In the late part of 1943, it was decided to mount the British high velocity 17pdr gun on to the Sherman. To achieve this, the turret had to be slightly modified and the gun was mounted on its side and adapted for left-hand loading. The original trunnions were used with a new mounting, recoil and elevating gear. Since the 17pdr breech filled almost the whole turret, displacing radio equipment from the rear wall, an aperture was cut in the rear of the turret and an armoured box which also acted as a counterweight was welded on to accommodate the radio sets in a rear extension. An additional hatch for the loader was cut in the turret roof, since the gun breech obstructed his exit through the commander’s rotating roof hatch. To provide maximum stowage space inside the hull for the 17pdr ammunition, the hull gunner’s position was eliminated, the bow machine-gun was removed, the aperture plated over and an ammunition bin replaced the seat. Thus modified, stowage for 78 17pdr rounds was provided in the vehicle. Most Fireflies were converted from the Sherman V (US designation M4A4) mainly because the British had large Lend-Lease deliveries of this model, and the next most numerous was basically the Sherman I (M4). Of these a proportion were the late-production M4 type with combination cast and rolled upper hulls. A small number of M4A1 (British Sherman II), M4A2 (British Sherman III), and M4A3 (British Sherman IV) were also converted. Apart from giving the M4 series their own designation (ie, Sherman I, II, III, IV and V) the British also applied a suffix letter to the mark number to indicate the armament. ‘A’ indicated US 76mm gun on any model, ‘B’ indicated US 105mm howitzer and ‘C indicated British 17pdr.

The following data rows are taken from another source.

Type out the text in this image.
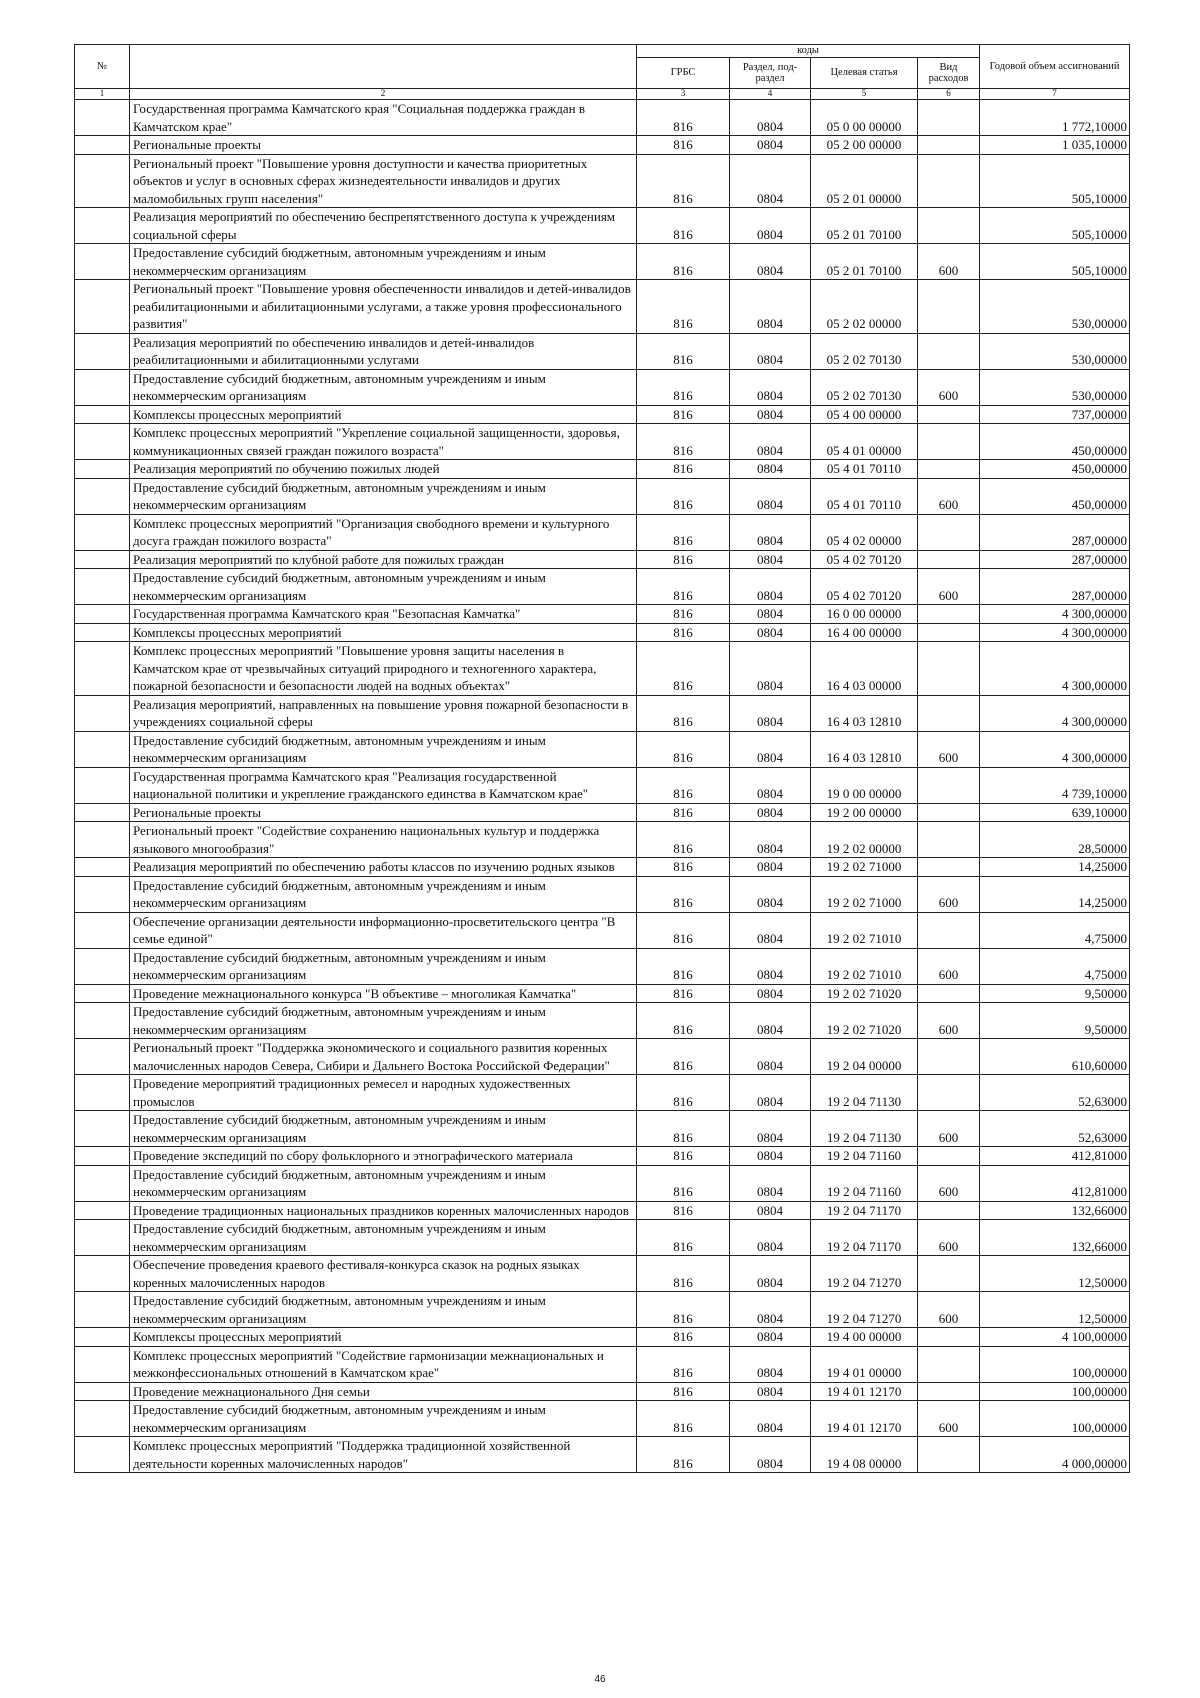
№		коды				Годовой объем ассигнований
		ГРБС	Раздел, под-раздел	Целевая статья	Вид расходов	
1	2	3	4	5	6	7
	Государственная программа Камчатского края "Социальная поддержка граждан в Камчатском крае"	816	0804	05 0 00 00000		1 772,10000
	Региональные проекты	816	0804	05 2 00 00000		1 035,10000
	Региональный проект "Повышение уровня доступности и качества приоритетных объектов и услуг в основных сферах жизнедеятельности инвалидов и других маломобильных групп населения"	816	0804	05 2 01 00000		505,10000
	Реализация мероприятий по обеспечению беспрепятственного доступа к учреждениям социальной сферы	816	0804	05 2 01 70100		505,10000
	Предоставление субсидий бюджетным, автономным учреждениям и иным некоммерческим организациям	816	0804	05 2 01 70100	600	505,10000
	Региональный проект "Повышение уровня обеспеченности инвалидов и детей-инвалидов реабилитационными и абилитационными услугами, а также уровня профессионального развития"	816	0804	05 2 02 00000		530,00000
	Реализация мероприятий по обеспечению инвалидов и детей-инвалидов реабилитационными и абилитационными услугами	816	0804	05 2 02 70130		530,00000
	Предоставление субсидий бюджетным, автономным учреждениям и иным некоммерческим организациям	816	0804	05 2 02 70130	600	530,00000
	Комплексы процессных мероприятий	816	0804	05 4 00 00000		737,00000
	Комплекс процессных мероприятий "Укрепление социальной защищенности, здоровья, коммуникационных связей граждан пожилого возраста"	816	0804	05 4 01 00000		450,00000
	Реализация мероприятий по обучению пожилых людей	816	0804	05 4 01 70110		450,00000
	Предоставление субсидий бюджетным, автономным учреждениям и иным некоммерческим организациям	816	0804	05 4 01 70110	600	450,00000
	Комплекс процессных мероприятий "Организация свободного времени и культурного досуга граждан пожилого возраста"	816	0804	05 4 02 00000		287,00000
	Реализация мероприятий по клубной работе для пожилых граждан	816	0804	05 4 02 70120		287,00000
	Предоставление субсидий бюджетным, автономным учреждениям и иным некоммерческим организациям	816	0804	05 4 02 70120	600	287,00000
	Государственная программа Камчатского края "Безопасная Камчатка"	816	0804	16 0 00 00000		4 300,00000
	Комплексы процессных мероприятий	816	0804	16 4 00 00000		4 300,00000
	Комплекс процессных мероприятий "Повышение уровня защиты населения в Камчатском крае от чрезвычайных ситуаций природного и техногенного характера, пожарной безопасности и безопасности людей на водных объектах"	816	0804	16 4 03 00000		4 300,00000
	Реализация мероприятий, направленных на повышение уровня пожарной безопасности в учреждениях социальной сферы	816	0804	16 4 03 12810		4 300,00000
	Предоставление субсидий бюджетным, автономным учреждениям и иным некоммерческим организациям	816	0804	16 4 03 12810	600	4 300,00000
	Государственная программа Камчатского края "Реализация государственной национальной политики и укрепление гражданского единства в Камчатском крае"	816	0804	19 0 00 00000		4 739,10000
	Региональные проекты	816	0804	19 2 00 00000		639,10000
	Региональный проект "Содействие сохранению национальных культур и поддержка языкового многообразия"	816	0804	19 2 02 00000		28,50000
	Реализация мероприятий по обеспечению работы классов по изучению родных языков	816	0804	19 2 02 71000		14,25000
	Предоставление субсидий бюджетным, автономным учреждениям и иным некоммерческим организациям	816	0804	19 2 02 71000	600	14,25000
	Обеспечение организации деятельности информационно-просветительского центра "В семье единой"	816	0804	19 2 02 71010		4,75000
	Предоставление субсидий бюджетным, автономным учреждениям и иным некоммерческим организациям	816	0804	19 2 02 71010	600	4,75000
	Проведение межнационального конкурса "В объективе – многоликая Камчатка"	816	0804	19 2 02 71020		9,50000
	Предоставление субсидий бюджетным, автономным учреждениям и иным некоммерческим организациям	816	0804	19 2 02 71020	600	9,50000
	Региональный проект "Поддержка экономического и социального развития коренных малочисленных народов Севера, Сибири и Дальнего Востока Российской Федерации"	816	0804	19 2 04 00000		610,60000
	Проведение мероприятий традиционных ремесел и народных художественных промыслов	816	0804	19 2 04 71130		52,63000
	Предоставление субсидий бюджетным, автономным учреждениям и иным некоммерческим организациям	816	0804	19 2 04 71130	600	52,63000
	Проведение экспедиций по сбору фольклорного и этнографического материала	816	0804	19 2 04 71160		412,81000
	Предоставление субсидий бюджетным, автономным учреждениям и иным некоммерческим организациям	816	0804	19 2 04 71160	600	412,81000
	Проведение традиционных национальных праздников коренных малочисленных народов	816	0804	19 2 04 71170		132,66000
	Предоставление субсидий бюджетным, автономным учреждениям и иным некоммерческим организациям	816	0804	19 2 04 71170	600	132,66000
	Обеспечение проведения краевого фестиваля-конкурса сказок на родных языках коренных малочисленных народов	816	0804	19 2 04 71270		12,50000
	Предоставление субсидий бюджетным, автономным учреждениям и иным некоммерческим организациям	816	0804	19 2 04 71270	600	12,50000
	Комплексы процессных мероприятий	816	0804	19 4 00 00000		4 100,00000
	Комплекс процессных мероприятий "Содействие гармонизации межнациональных и межконфессиональных отношений в Камчатском крае"	816	0804	19 4 01 00000		100,00000
	Проведение межнационального Дня семьи	816	0804	19 4 01 12170		100,00000
	Предоставление субсидий бюджетным, автономным учреждениям и иным некоммерческим организациям	816	0804	19 4 01 12170	600	100,00000
	Комплекс процессных мероприятий "Поддержка традиционной хозяйственной деятельности коренных малочисленных народов"	816	0804	19 4 08 00000		4 000,00000
46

The Sherman Firefly was the only British tank landing at Normandy which could take on the German Tiger and Panther tanks on anything approaching equal terms and proved a most successful expedient design. Initially Sherman Fireflies were issued on the basis of one per troop, due to the shortage of 17pdr guns available for fitting in tanks. By early 1945, however, the type was in service in more generous numbers. In late 1945, a Firefly turret was sent to APG for test firing mounted on a M4A3 chassis. It was evaluated for the US Army but not adopted for service.

“Fireflys” at Norrey

9 June 1944

Nine Sherman tanks including several “Fireflys” equipped with the 17-pounder, were being moved towards the front to reinforce the Reginas’ position in Norrey. As the tanks, from the Elgin Regiment, were making a detour in front of the village when they spotted the advancing Panthers. Catastrophically for the 3rd Panzer Company, the swing to the left, though protecting them from the 6-pounders in Norrey, exposed their flanks to the Shermans at not more than 1000 metres distance. The Canadian tanks deployed in a straight line and opened fire. A “Firefly” commanded by Lieutenant Henry hit the tank nearest the rail-line first. Adolf Morawetz thought he had struck a mine; “after a dull bang and shaking, as if the tracks had been ripped off, the tank came to a standstill.” After another bang, the ammunition for the MG-42 ignited and the Panther burst into flames. Before Morawetz desperately attempted to open the hatch he had just closed, he looked through his periscope and watched as the neighbouring Panther exploded ” throwing the turret into the air. Morawetz survived, but his tank and crew had been destroyed. Six other Panthers were quickly dispatched in the next four minutes. The survivors, including the badly burned crews who had bailed out of their destroyed tanks, fled back towards the underpass. The infantry were forced to join the men of the 2nd Company under the bridge, as an artillery barrage began to pound the area inflicting heavy casualties. The converging attack of the 1st Battalion of the 25th Panzer Grenadiers never materialized. The assault was a complete and total failure.

Sherman IC (Firefly): British designation for M4A1 re armed in Britain with 17pdr gun.

Sherman VC (Firefly): British designation for M4A4 re armed in Britain with 17pdr gun. Most Firefly conversions were on the M4A4 chassis. Hull machine gun (and gunner) deleted in all Fireflies to increase ammunition stowage.